How bas-relief went from a Classical tradition to a modern aid for visually impaired people
One form of art has been almost universal throughout human history, adorning the walls of buildings and rock faces throughout the centuries: relief art. A relief sculpture is a specific type of sculpture that uses depth to add an extra dimension to a figure, a landscape, or architectural or ornamental elements. This ancient Mesopotamian relief has two human figures slightly jut out of a stone slab.
Reliefs are divided into two broad categories: high relief has some parts of the artwork partially raised from the background at a level that is equal to at least half or more of their natural shape from the background. Then there is low relief or bas-relief, where there is a less pronounced level of projection. Other techniques include mid-relief and 'stiacciato', the latter being a kind of relief where the difference between completely flat and raised parts of the artwork is barely visible, only noticeable if one would run their fingers along the piece. A fascinating example is Donatello’s Miracle of the Mule, in the first half of the fifteenth century CE.
One of the most innovative subtypes of relief is the use of bas-relief for perspective, originating during the Florentine Renaissance between the Fourteenth and Sixteenth centuries CE in Italy. Lorenzo Ghiberti’s 'Door to Paradise' on the Baptistery in Florence is a prime example of this kind of relief work.
Ghiberti's work is a technical marvel, using relief to convey depth by following a specific use of perspective. Looking up close to one of the panels reveals how this perspective relief brings the work to life.
It was based on this technique that, in 1999, the Anteros Tactile Museum at Francesco Cavazza Institute for the Blind in Bologna, Italy, was inspired to start its own bas-relief project. The museum team asked themselves: "how is it possible to make paintings accessible for visually impaired people? How is it possible to strengthen the perceptive, cognitive, and intellectual faculties of visitors who are visually impaired but also to appeal to and educate sighted users?" Both questions are important, and neither is easy to solve.

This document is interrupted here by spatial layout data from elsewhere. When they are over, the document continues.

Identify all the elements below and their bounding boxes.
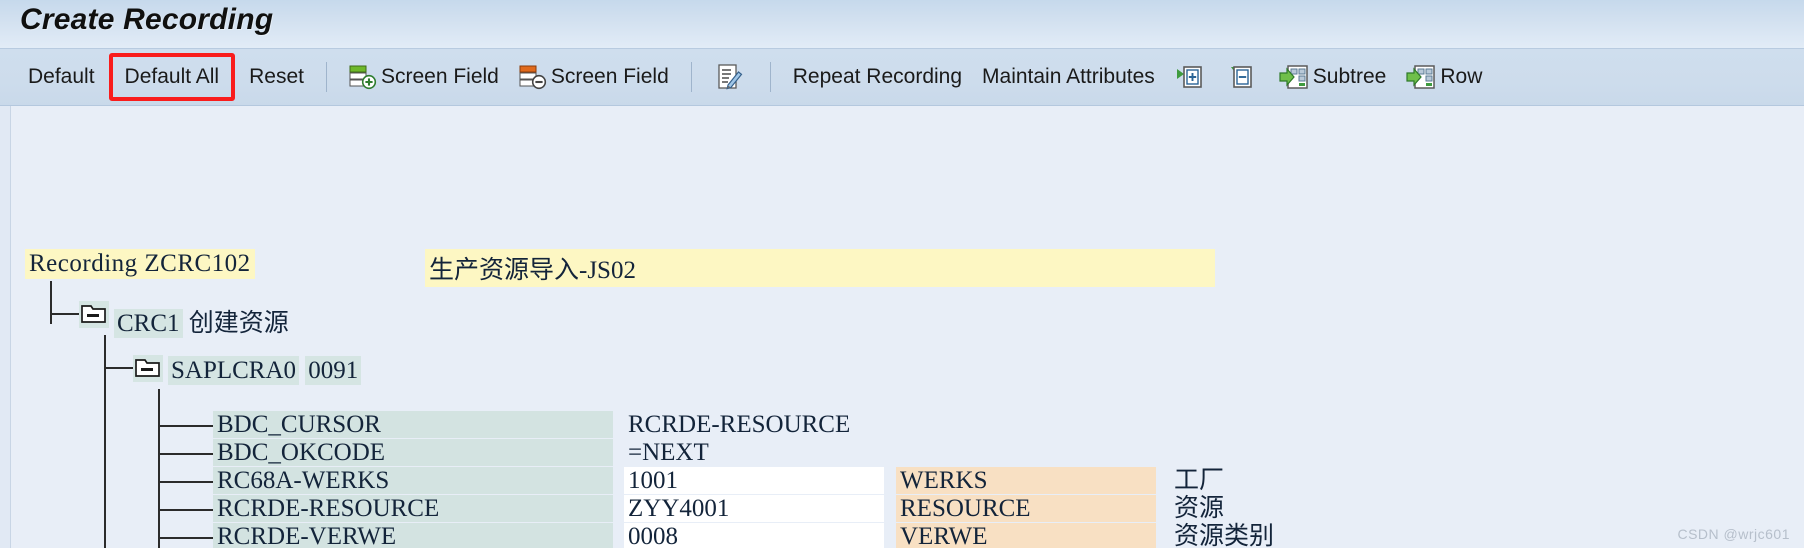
tree-node-crc1[interactable]: CRC1 创建资源 (114, 303, 289, 339)
toolbar-button-default[interactable]: Default (18, 57, 105, 97)
toolbar-button-insert-screen-field[interactable]: Screen Field (339, 57, 509, 97)
field-description: 工厂 (1174, 467, 1225, 494)
toolbar-label-insert-screen-field: Screen Field (380, 65, 499, 88)
collapse-subtree-icon (1227, 63, 1255, 91)
tree-branch-field-4 (158, 537, 214, 539)
page-title: Create Recording (20, 3, 274, 36)
tree-node-crc1-text: 创建资源 (188, 310, 289, 337)
tree-branch-field-1 (158, 453, 214, 455)
toolbar-button-edit-note[interactable] (704, 57, 758, 97)
field-name: RCRDE-VERWE (213, 523, 613, 548)
field-technical-name (896, 439, 1156, 466)
tree-root-label[interactable]: Recording ZCRC102 (25, 249, 255, 279)
field-name: BDC_CURSOR (213, 411, 613, 438)
toolbar-separator-2 (690, 62, 692, 92)
field-value[interactable]: RCRDE-RESOURCE (624, 411, 884, 438)
field-name: RC68A-WERKS (213, 467, 613, 494)
goto-subtree-icon (1279, 63, 1309, 91)
tree-branch-field-2 (158, 481, 214, 483)
table-row[interactable]: RCRDE-VERWE 0008 VERWE 资源类别 (213, 523, 1274, 548)
tree-node-crc1-code: CRC1 (114, 309, 183, 338)
field-name: BDC_OKCODE (213, 439, 613, 466)
table-row[interactable]: RC68A-WERKS 1001 WERKS 工厂 (213, 467, 1274, 494)
edit-note-icon (714, 62, 744, 92)
folder-icon[interactable] (79, 301, 109, 328)
toolbar-separator (325, 62, 327, 92)
toolbar: Default Default All Reset Screen Field S… (0, 49, 1804, 106)
toolbar-button-goto-row[interactable]: Row (1396, 57, 1492, 97)
toolbar-button-maintain-attributes[interactable]: Maintain Attributes (972, 57, 1165, 97)
field-value[interactable]: =NEXT (624, 439, 884, 466)
tree-node-screen-0091-program: SAPLCRA0 (168, 356, 300, 385)
expand-subtree-icon (1175, 63, 1203, 91)
folder-icon[interactable] (133, 355, 163, 382)
toolbar-button-expand-subtree[interactable] (1165, 57, 1217, 97)
field-value[interactable]: ZYY4001 (624, 495, 884, 522)
tree-connector-horizontal-2 (104, 367, 134, 369)
tree-connector-vertical-spine (104, 367, 106, 548)
tree-node-screen-0091-number: 0091 (305, 356, 362, 385)
window-title-bar: Create Recording (0, 0, 1804, 49)
tree-connector-horizontal-1 (50, 313, 80, 315)
field-technical-name: VERWE (896, 523, 1156, 548)
insert-screen-field-icon (349, 64, 377, 90)
field-description: 资源类别 (1174, 523, 1275, 548)
toolbar-button-default-all[interactable]: Default All (108, 53, 236, 101)
table-row[interactable]: BDC_CURSOR RCRDE-RESOURCE (213, 411, 1274, 438)
tree-connector-vertical-fields (158, 389, 160, 548)
tree-node-screen-0091[interactable]: SAPLCRA0 0091 (168, 356, 362, 385)
toolbar-label-default: Default (28, 65, 95, 88)
toolbar-label-repeat-recording: Repeat Recording (792, 65, 963, 88)
field-technical-name: WERKS (896, 467, 1156, 494)
recording-tree-panel: Recording ZCRC102 生产资源导入-JS02 CRC1 创建资源 … (0, 106, 1804, 548)
field-name: RCRDE-RESOURCE (213, 495, 613, 522)
toolbar-label-goto-row: Row (1440, 65, 1483, 88)
watermark: CSDN @wrjc601 (1677, 526, 1790, 542)
goto-row-icon (1406, 63, 1436, 91)
tree-branch-field-0 (158, 425, 214, 427)
toolbar-button-repeat-recording[interactable]: Repeat Recording (783, 57, 972, 97)
tree-branch-field-3 (158, 509, 214, 511)
field-value[interactable]: 1001 (624, 467, 884, 494)
toolbar-button-delete-screen-field[interactable]: Screen Field (509, 57, 679, 97)
toolbar-label-delete-screen-field: Screen Field (550, 65, 669, 88)
toolbar-label-default-all: Default All (124, 65, 220, 88)
field-description (1172, 411, 1174, 438)
field-value[interactable]: 0008 (624, 523, 884, 548)
delete-screen-field-icon (519, 64, 547, 90)
toolbar-separator-3 (769, 62, 771, 92)
toolbar-label-goto-subtree: Subtree (1312, 65, 1387, 88)
toolbar-button-collapse-subtree[interactable] (1217, 57, 1269, 97)
toolbar-button-goto-subtree[interactable]: Subtree (1269, 57, 1397, 97)
toolbar-label-reset: Reset (249, 65, 304, 88)
field-technical-name (896, 411, 1156, 438)
table-row[interactable]: RCRDE-RESOURCE ZYY4001 RESOURCE 资源 (213, 495, 1274, 522)
tree-connector-vertical-1 (50, 281, 52, 324)
toolbar-label-maintain-attributes: Maintain Attributes (982, 65, 1155, 88)
left-gutter (0, 106, 11, 548)
toolbar-button-reset[interactable]: Reset (239, 57, 314, 97)
field-description: 资源 (1174, 495, 1225, 522)
field-technical-name: RESOURCE (896, 495, 1156, 522)
bdc-field-table: BDC_CURSOR RCRDE-RESOURCE BDC_OKCODE =NE… (213, 411, 1274, 548)
tree-root-description[interactable]: 生产资源导入-JS02 (425, 249, 1215, 287)
table-row[interactable]: BDC_OKCODE =NEXT (213, 439, 1274, 466)
field-description (1172, 439, 1174, 466)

Visually impaired people can experience three-dimensional sculptures easily through touch, but this is not possible with paintings. Through a bas-relief, though, one could convey the artist's 'vision' of a two-dimensional painting in a way that could be experienced through touch.
Anteros started creating bas-reliefs for several specific paintings that the museum workers selected, as well as ones which were commissioned to them by other important museums or associations. The collection accordingly includes bas-reliefs that translate masterpieces from the medieval to the contemporary age. You can find bas-relief translations of the Mona Lisa from the original by Leonardo da Vinci as well as Birth of Venus by Sandro Botticelli and Okita by Kitagawa Utamaro.
Translating an original painting to a bas-relief is not an automatic process. Rather, a team composed of experts in the history of art, psychology of tactile and optical perception, pedagogy, and the community of people who are blind study the original artwork. They seek to understand the style of the composition and choose details that borrow the rules of Florentine perspective spatial representation to convert into tactile values. They then create a prototype in clay, test it and, if the results are positive, reproduce it in plaster or fibreglass.
All the bas-reliefs are intentionally white. The colours of the painting can be conveyed verbally to people who became blind later in life and have prior experience of colours or can be communicated to partially sighted through enlarged photographic reproductions. This results in iconic images accessible by touch.
Through these bas-reliefs, Anteros museum has made paintings tangible and comprehensible to people who are blind. The bas-reliefs are also interesting to sighted users, allowing them to experience the beauty of art using the sense of touch they otherwise don't use in a museum. Visitors can experience the bas-reliefs on their own or be guided by blind and sighted guides. They can follow the curve of the giant wave in The Great Wave off the Coast of Kanagawa by Hokusai, and feel how the rippling force of the water will come crashing down on the little boat down below.
This may seem like an easy task, but it's not at all. Visitors have to make an effort to concentrate and to recreate the shapes, know the different layers of the perspective composition, remember each detail, and make it their own. But the reward fully justifies the effort! By internalizing tactile reading techniques, both blind and sighted art lovers can reach aesthetic enjoyment of the artwork in ways they couldn't before.
Using bas-relief art results in an enhanced understanding, breaks down preconceptions by changing people's attitudes, and creates a new and exciting way to perceive art, both for visually impaired and sighted people.
Selene Carboni is an art historian, museum educator, and haptic consultant.